胡贵弟兄、汪荣等人经常练习地戏,地戏里的武功聚集了六百年来地戏爱好者们的精髓,久而久之就成了可防可击的套路。两番打不倒胡贵,大个子心里慌了,一记左勾拳直捣胡贵下巴,胡贵两手压住大个子的左肘窝,膝盖点向了大个子的小兄弟,只听“妈呀”一声,大个子疼的在地上打滚。

胡贵一脚踏住大个子的脖子,厉声道:“还收不收?”

“不敢了,不敢了!”

“我们千里迢迢来到这,做点小生意,只求维持生计,你却来找麻烦,我真的忍无可忍,才奋起抵抗。讲道理,我怕;武力威胁,随你来!”胡贵不容侵犯地道。

“兄弟,我们受人蛊惑,真是有眼无珠,从今往后,我们不仅不收你的保护费,而且还要维护和照顾你的生意,我敢发誓。”大个子彻底服了,哀求道:“兄弟,放过我!”

胡贵挪开脚,道:“发誓和保护没有必要,以后我们井水不犯河水,各自相安就行。”

“好,好,好!”大个子满口答应,带着喽啰们灰溜溜地走了。

胡秦卖菜豆腐回来,胡贵把地痞找麻烦的事说了。胡秦笑着道:“哥哥上回没有这样勇猛,这次怎么这么厉害了?”

胡贵边滤豆腐边说道:“弱者一旦被惹怒,再强的对手也要怼一下。地戏里的动作你不要荒废了,有时还是管用的。”

“忘记不了的,哥,五岁就开始学习,至今十多年了,再怎么笨,也不会稀疏的。”

“那就好,今天菜豆腐卖的怎样?”

“可以,和往天差不多,二百多块钱。

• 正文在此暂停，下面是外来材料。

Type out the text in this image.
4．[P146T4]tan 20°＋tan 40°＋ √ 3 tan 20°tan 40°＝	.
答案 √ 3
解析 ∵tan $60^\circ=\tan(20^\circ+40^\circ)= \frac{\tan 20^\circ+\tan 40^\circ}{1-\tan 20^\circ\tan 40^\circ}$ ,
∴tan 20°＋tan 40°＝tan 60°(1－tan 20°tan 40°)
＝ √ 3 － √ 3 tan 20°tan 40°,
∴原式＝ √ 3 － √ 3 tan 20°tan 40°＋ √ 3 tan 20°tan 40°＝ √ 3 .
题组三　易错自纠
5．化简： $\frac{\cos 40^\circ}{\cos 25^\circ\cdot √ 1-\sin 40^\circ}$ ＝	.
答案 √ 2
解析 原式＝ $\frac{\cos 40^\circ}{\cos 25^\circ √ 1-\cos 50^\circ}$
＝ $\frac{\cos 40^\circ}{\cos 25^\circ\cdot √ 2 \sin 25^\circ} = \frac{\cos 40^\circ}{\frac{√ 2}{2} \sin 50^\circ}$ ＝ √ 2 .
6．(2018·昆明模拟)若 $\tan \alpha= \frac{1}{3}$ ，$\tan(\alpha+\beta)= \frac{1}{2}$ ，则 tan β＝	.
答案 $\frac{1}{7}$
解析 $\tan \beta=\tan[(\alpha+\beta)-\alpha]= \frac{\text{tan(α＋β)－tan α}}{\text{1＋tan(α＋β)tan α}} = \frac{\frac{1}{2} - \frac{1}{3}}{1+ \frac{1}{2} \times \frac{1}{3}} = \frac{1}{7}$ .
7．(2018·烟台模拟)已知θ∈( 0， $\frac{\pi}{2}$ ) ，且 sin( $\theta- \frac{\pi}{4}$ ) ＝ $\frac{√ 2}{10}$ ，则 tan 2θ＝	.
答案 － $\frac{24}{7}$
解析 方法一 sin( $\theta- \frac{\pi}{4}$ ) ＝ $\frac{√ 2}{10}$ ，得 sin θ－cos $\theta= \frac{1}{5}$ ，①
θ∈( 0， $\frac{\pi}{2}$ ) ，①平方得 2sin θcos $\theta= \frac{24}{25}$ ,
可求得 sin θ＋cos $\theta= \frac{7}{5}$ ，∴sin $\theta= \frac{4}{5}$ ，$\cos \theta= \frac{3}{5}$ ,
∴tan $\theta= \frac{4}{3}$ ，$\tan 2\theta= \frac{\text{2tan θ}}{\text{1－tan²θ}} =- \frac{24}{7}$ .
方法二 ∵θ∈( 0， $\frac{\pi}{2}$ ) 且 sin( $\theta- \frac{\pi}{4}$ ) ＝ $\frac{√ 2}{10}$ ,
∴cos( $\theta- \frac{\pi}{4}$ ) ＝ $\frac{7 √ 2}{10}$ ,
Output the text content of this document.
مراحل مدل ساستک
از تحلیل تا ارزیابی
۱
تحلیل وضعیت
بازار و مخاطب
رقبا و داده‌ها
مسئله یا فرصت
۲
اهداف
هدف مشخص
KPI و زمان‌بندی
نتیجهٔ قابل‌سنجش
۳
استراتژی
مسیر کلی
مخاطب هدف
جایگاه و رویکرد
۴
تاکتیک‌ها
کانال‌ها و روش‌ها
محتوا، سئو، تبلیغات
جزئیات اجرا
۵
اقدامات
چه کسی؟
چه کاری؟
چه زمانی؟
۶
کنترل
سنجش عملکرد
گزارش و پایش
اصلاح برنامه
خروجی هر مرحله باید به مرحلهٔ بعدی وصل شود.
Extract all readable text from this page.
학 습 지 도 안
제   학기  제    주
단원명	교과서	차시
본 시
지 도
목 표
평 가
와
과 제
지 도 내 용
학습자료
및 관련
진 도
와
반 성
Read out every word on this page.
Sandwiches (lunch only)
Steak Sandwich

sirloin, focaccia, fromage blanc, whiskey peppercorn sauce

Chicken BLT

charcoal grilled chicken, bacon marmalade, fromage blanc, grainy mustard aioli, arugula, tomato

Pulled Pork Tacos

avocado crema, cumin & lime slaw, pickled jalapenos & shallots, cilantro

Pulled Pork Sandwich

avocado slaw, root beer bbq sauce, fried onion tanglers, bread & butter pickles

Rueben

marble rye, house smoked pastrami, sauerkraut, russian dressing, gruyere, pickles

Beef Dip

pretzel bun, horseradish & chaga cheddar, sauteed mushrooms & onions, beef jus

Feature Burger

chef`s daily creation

”

“今天我也卖了五十多条方块豆腐,看来如果没有人来做坏,这生意还是值得继续下去。”

“哥,以前我经常听父母唱歌谣:一颗豆子圆又圆,推成豆腐卖成钱。人人说我小生意,小小生意赚大钱。说得很生动啊!”

“好是好,就是豆渣成了一个问题。卖吗?没人要,丢吗?又找不到地方处理,这段时间的豆渣都堆成山了,已经发臭,如再不想办法解决,气温高点,就要出蛆了。”

弟兄二人的考虑是正确的,豆渣保鲜时间较短,容易腐烂。胡秦建议哥哥,是否可以买两个小猪来饲养,既解决了豆渣存放问题,又可增加经济收入,两全其美。胡贵赞成弟弟的意见,只一天就建好了一个简易猪圈,去生猪市场买了两头半大猪关进去饲养。

隔两天,又一个问题出现了,那就是猪粪处理。胡贵说,这个好办,去问问附近有田地的人家,需不需要猪粪,如需要,当天的猪粪我们送给他,你我挤时间亲自送去。

就这样,所有烦心事得到妥当解决,豆腐生意蒸蒸日上,弟兄二人越做越高兴,感觉美好生活离自已越来越近。

豆腐老店户的生意自然十分冷淡,最后坚持不下去,终于关门大吉,改行做其他事情了。但店主林群却心不甘,做梦都在想着找个机会破坏胡贵的名誉,以便自已东山再起。

林群终于想到了一个办法,他唆使老婆朱倩倩,如此如此,这番这番,朱倩倩会意,着手马上去办。

朱倩倩叫妹妹朱红英给胡贵买了一条豆腐,放在家里两天,时天气炎热,豆腐遇热则发酵,发酵则开始有异味,朱红英拿着带异味的豆腐大街小巷宣传,说胡贵家的豆腐质量有问题,大家不要买他的。

去去来来走了几回,引来了许多人前来围观,他们闻了闻,的确有点臭,纷纷议论开来。

这件事很快传到卫生食检部门,派人下来检查。他们端着朱红英提供的豆腐找到胡贵,问这是什么原因。

胡贵吃惊地答:“我家的豆腐当天做,当天卖,根本不剩余,怎能会发臭呢?”

“问题是有人举报了,这块豆腐怎么解释?”一个工作人员道。

“同志,这百分之百有人搞鬼,我家的豆腐从来没有留到第二天的。不信,你留下来观察,看我撒谎没有。”

这天,胡贵做豆腐比往日还要多十斤豆,也就是多出二十条,在翻板上还冒着热气,虽然朱倩倩姐妹诬陷宣传,但常客们却不相信,他们看见豆腐还热气腾腾,照样出钱购买。不到两个时辰,所有豆腐均已卖尽。工作人员马上怀疑这是朱家姐妹故意栽赃陷害,就把豆腐丢进朱红英家,然后扬长而去。

林群一计不成,又生一计。他发现胡贵排放的豆腐水顺街沟而下,在一个拐弯处流进了消水坑。林群趁人不注意,用锄头捞土阻住了豆腐水淌往消水坑的路,改道直进了一家栽种玉米的地里。豆腐水呈酸性,时间长了,将玉米苗烧的金黄,显然已经死了。地主非常恼怒,气势汹汹走上门,要找胡贵弟兄算账。